I’ll end with Wilfred’s closing line in Taboo: “God bless America.”


Image by U. J. Alexander on Adobe; Asset ID#: 471405027

  1. A minor correction from the author: In the past Rob Steinbuch served on the UALR law school personnel committee but did not chair that committee.

    1. Updated to read: “Steinbuch noted that when he was on the law school’s personnel committee…”

  2. Prof. Maranto, I do not understand this distinction:
    “To be clear, I am not saying racial essentialists are bad people. Many are good people with bad ideas.”
    How would you define a “good person” if not with reference to their ideas? What would make them “good” and exclude their judgements and actions based on those ideas?

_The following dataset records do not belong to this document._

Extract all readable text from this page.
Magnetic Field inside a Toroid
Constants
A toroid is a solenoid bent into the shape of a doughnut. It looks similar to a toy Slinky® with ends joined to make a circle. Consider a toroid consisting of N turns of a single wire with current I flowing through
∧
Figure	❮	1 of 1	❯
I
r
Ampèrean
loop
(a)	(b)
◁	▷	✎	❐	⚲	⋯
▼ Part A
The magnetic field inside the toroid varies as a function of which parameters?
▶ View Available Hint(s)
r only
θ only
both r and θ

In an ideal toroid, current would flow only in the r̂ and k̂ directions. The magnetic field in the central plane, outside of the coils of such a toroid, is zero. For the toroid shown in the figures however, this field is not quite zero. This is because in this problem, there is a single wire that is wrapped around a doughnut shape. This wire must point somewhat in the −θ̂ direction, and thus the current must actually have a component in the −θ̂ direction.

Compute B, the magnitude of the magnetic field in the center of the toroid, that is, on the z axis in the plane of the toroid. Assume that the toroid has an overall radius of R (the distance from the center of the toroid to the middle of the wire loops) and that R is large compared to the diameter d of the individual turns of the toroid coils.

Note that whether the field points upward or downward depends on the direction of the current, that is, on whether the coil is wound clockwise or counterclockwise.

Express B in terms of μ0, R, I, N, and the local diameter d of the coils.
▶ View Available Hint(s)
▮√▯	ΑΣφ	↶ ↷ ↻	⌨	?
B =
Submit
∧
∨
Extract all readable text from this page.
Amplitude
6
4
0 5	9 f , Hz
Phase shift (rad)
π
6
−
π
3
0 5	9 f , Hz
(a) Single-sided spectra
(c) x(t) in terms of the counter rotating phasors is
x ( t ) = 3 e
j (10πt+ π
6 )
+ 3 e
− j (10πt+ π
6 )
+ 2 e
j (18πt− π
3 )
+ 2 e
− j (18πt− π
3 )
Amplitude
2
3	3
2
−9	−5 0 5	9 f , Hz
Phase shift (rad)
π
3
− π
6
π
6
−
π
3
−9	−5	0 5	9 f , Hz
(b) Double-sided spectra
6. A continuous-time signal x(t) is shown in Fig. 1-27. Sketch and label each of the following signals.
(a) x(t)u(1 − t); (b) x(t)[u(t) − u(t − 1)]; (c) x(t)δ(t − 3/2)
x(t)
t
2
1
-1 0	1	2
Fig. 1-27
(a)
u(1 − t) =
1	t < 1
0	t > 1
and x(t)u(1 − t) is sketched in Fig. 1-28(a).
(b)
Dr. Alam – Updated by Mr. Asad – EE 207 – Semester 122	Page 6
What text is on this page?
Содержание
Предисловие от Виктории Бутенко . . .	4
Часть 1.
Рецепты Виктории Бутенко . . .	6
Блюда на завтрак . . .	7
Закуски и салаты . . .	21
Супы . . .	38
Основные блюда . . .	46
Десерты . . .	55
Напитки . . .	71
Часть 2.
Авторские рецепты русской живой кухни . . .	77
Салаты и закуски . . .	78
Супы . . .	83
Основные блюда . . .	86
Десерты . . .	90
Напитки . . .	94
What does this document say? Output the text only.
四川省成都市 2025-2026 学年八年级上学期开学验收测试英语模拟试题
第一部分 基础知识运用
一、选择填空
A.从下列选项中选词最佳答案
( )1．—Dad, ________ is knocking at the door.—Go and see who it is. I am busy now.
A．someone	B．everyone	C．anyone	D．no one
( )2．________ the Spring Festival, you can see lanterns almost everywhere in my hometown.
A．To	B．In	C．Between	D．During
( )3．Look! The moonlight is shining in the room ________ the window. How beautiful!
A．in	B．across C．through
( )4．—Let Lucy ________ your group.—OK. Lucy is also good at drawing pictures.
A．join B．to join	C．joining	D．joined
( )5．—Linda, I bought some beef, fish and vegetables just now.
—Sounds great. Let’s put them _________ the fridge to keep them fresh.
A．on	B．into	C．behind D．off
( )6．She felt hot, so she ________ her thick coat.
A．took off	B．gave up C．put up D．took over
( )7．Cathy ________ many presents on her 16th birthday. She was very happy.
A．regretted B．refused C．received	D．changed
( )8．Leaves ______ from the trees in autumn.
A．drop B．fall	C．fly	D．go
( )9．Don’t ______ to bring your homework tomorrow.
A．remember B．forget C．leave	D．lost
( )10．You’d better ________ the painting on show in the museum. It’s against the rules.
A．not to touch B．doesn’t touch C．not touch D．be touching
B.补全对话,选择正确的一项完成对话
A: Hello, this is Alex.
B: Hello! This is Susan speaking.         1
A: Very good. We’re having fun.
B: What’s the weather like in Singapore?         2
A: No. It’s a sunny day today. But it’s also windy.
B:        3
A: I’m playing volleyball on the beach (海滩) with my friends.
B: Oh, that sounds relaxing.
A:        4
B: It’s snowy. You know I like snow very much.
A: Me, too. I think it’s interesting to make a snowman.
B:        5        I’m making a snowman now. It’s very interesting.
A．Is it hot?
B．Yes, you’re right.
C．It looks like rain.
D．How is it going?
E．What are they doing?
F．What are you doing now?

    “As my postal worker father often said, someone’s race tells you little about their condition, much less their character.”
    What would your father have said made someone’s character, if not their ideas?

    1. Hi Jeff,
      I would say that good people have bad ideas all the time, throughout history…and today. Wilfred Reilly and I make an empirical case that policies inspired by the Black Lives Matter movement killed thousands of (mainly Black) people, and dozens of cops. Some of this was done by manipulative people maximizing their power and income, like a particular Harvard prof we quote in the piece, but most came from people who were well-meaning, but terribly misinformed. See our Skeptic piece: Black Lives Matter vs. Black Lives Saved: The Urgent Need for Better Policing. On school board, I worked with a communist, a nice person who was terribly misinformed (but we agreed that the schools needed to teach reading and math better). I’ve known and worked with people I consider racist (granted a fuzzy term), of both the woke and traditional varieties. But they loved their families and even had friends among the groups they disliked. In the real world, people are complicated and you can change hearts by your example better than by hectoring others.

    2. OK — What about the practice of 18th Century medicine. Those doctors were good people who genuinely wanted to cure disease but had some really bad ideas such as bleeding and ingesting poisons (e.g. Mercury, a neurotoxin) to treat Syphilis.

      I don’t know if we ever actually put it into toothpaste, but we did nearly everything else with Asbestos and those were all really bad ideas, as was lining our iron water pipes with lead so that we didn’t have rusty water. It worked — but the lead leached into the water, particularly if it was acidic water, e.g. Flint, Michigan.

      Thalidomide was a well-intended effort to help pregnant women avoid morning sickness — except a very bad idea in that it caused some horrific birth defects. DDT nearly exterminated the Bald Eagle. MBTE, a very bad idea that contaminated wells that had provided drinking water, had been a well-intended effort to reduce air pollution.

      Some (not all) of the DEI people are truly nice people who would like to see a world where everyone is nice to each other and gets along with each other — I would too. It’s just that their ideas as to how they would accomplish this noble goal are quite bad. Good people, bad ideas — just like the folks who gave us DDT.

  3. “In contrast, last year’s hiring committee missed red flags, or perhaps did not perceive them as problematic. At any rate, comments like those denouncing Kirk’s mourners, who included much of Arkansas’s political class, as akin to the KKK….”

    The 1692 witch trials ended abruptly when they accused Lady Phips of being a witch.
    Her husband, Royal Governor William Phips, simply abolished the entire court system.

    He abolished the Court of Oyer and Terminer and later replaced it with the Superior Court that Massachusetts has to this day. A squabble amongst “a fractious people” up in Essex County was one thing, and no one wanted to offend the powerful Rev. Cotton Mather. But when the politically powerful got dragged in, he dealt with it. I suspect something similar happened in Arkansas.

    Call me cynical, but I suspect they knew exactly who they were hiring. They wanted the prestige of a radical Black woman and accepted the whites she would inevitably denigrate as being collateral damage. It never occurred to them that she would be denigrating whites with the ability to fight back.